Being old in the year 2026 means something else as well—it means that I’ve lived through roughly 3-4 cycles of gender-discourse around sex, dating, and desire. What’s interesting to me is that I can feel the speed of cultural evolution is accelerating because social media has radically increased memetic liquidity; that is to say, it’s made the transmission of social norms and behaviours hyperliquid. One has the sense that Zoomers are in a state of continuous cultural anxiety because there is no social superstructure that can confer a sense of stability.
Hyperliquidity is a property of the modern app-based dating market where attractive people can effectively order other human beings like commodities in a way that fundamentally degrades the human condition.
It is also a property of pornography. If pornography is best conceptualized as a form of wireheaded superstimulus, then Dryback is a cautionary tale about the terminal endpoint of sexual desire: as an autocatalytic process that results in your own annihilation. What we see through iterative evolutionary processes is the progressive enhancement of pornography via deepfakes, OnlyFans parasocially-supercharged desire dynamics, and so on.
Ecchi’s Dryback is nominally about an underemployed guy in New York with a deepfake pornography addiction who has aged out of viability in the sexual marketplace but nonetheless lucks into a relationship with an attractive white woman. The tension in the novel comes from the overdetermined certainty that something horrible is going to happen. It’s a voice-driven novel anchored on the anomie of a man whose sole nexus of meaning is his own desirability to others and the utility of the desirability in bringing about sexual and egoic gratification.
The comparison here to Houellebecq is obvious, and the novel felt like a reformulation of Platform (particularly the ending). I mean that in a complimentary fashion since it’s very hard to nail the Houellebecqian voice without being overly imitative.
Dryback is, broadly speaking, well written and decently executed in the structural sense. The plot itself is not particularly central to the reader’s enjoyment of the novel as it is heavily scene-based, although I found that the story sagged about halfway through (which is not an uncommon issue with many debut novels). Ultimately, I found the book’s blackpilled ending to be a depressing albeit valid artistic choice. I’m very glad New Ritual Press is out there releasing books like this because there’s a macro-level momentum that needs to be sustained for stories like this to continue to get traction.

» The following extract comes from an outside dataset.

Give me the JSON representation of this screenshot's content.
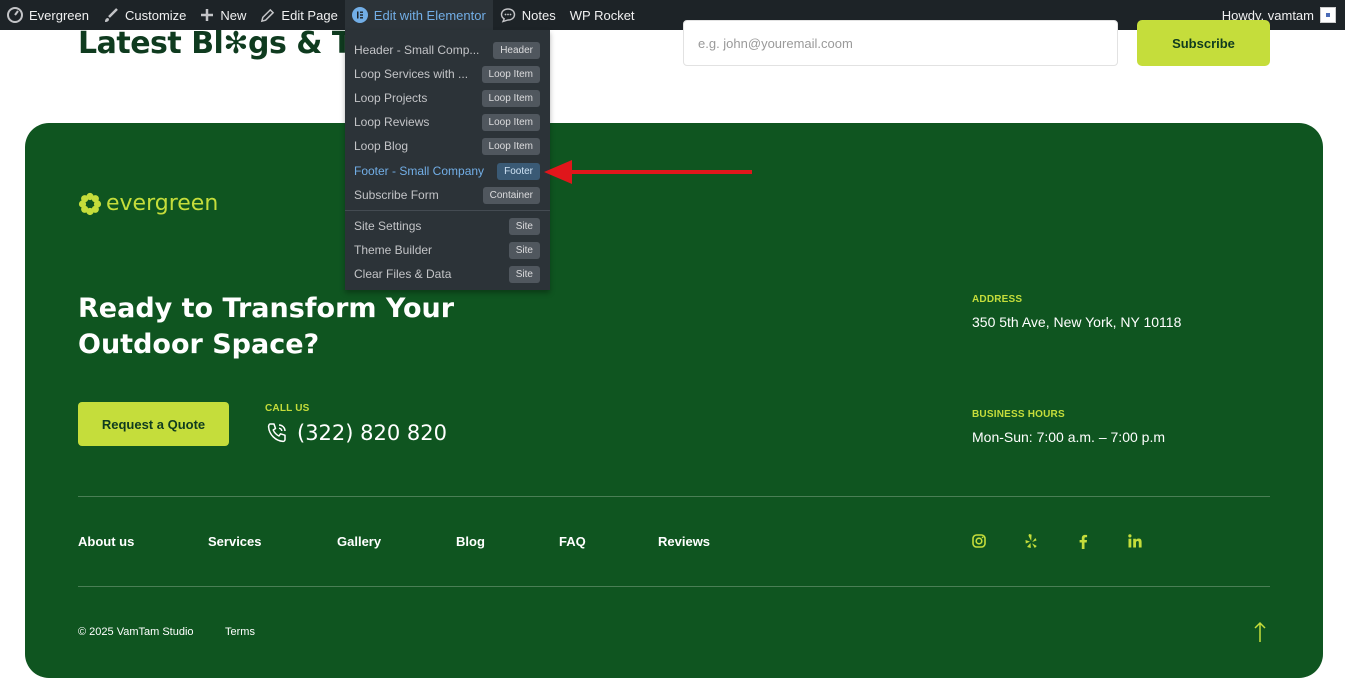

When it comes to art, you often only have to get one thing right for a story to be compelling on some level. With Dryback, the voice of the protagonist hooked me fairly strongly even though some of the subplots and humor didn’t quite land for me. Over time, I think this book will rightfully find its readership among appreciators of the androgenic style.
Just for the record, I had a lot of fun writing it!





It sounds good. If you think 40ish is old, try 63. It’s like I came from another planet entirely.
I don’t think the current miserable situation is long-term stable. I hope it isn’t.
A hail Mary would be nearing 40 and still getting mistaken for a college student. Happens to me all the time.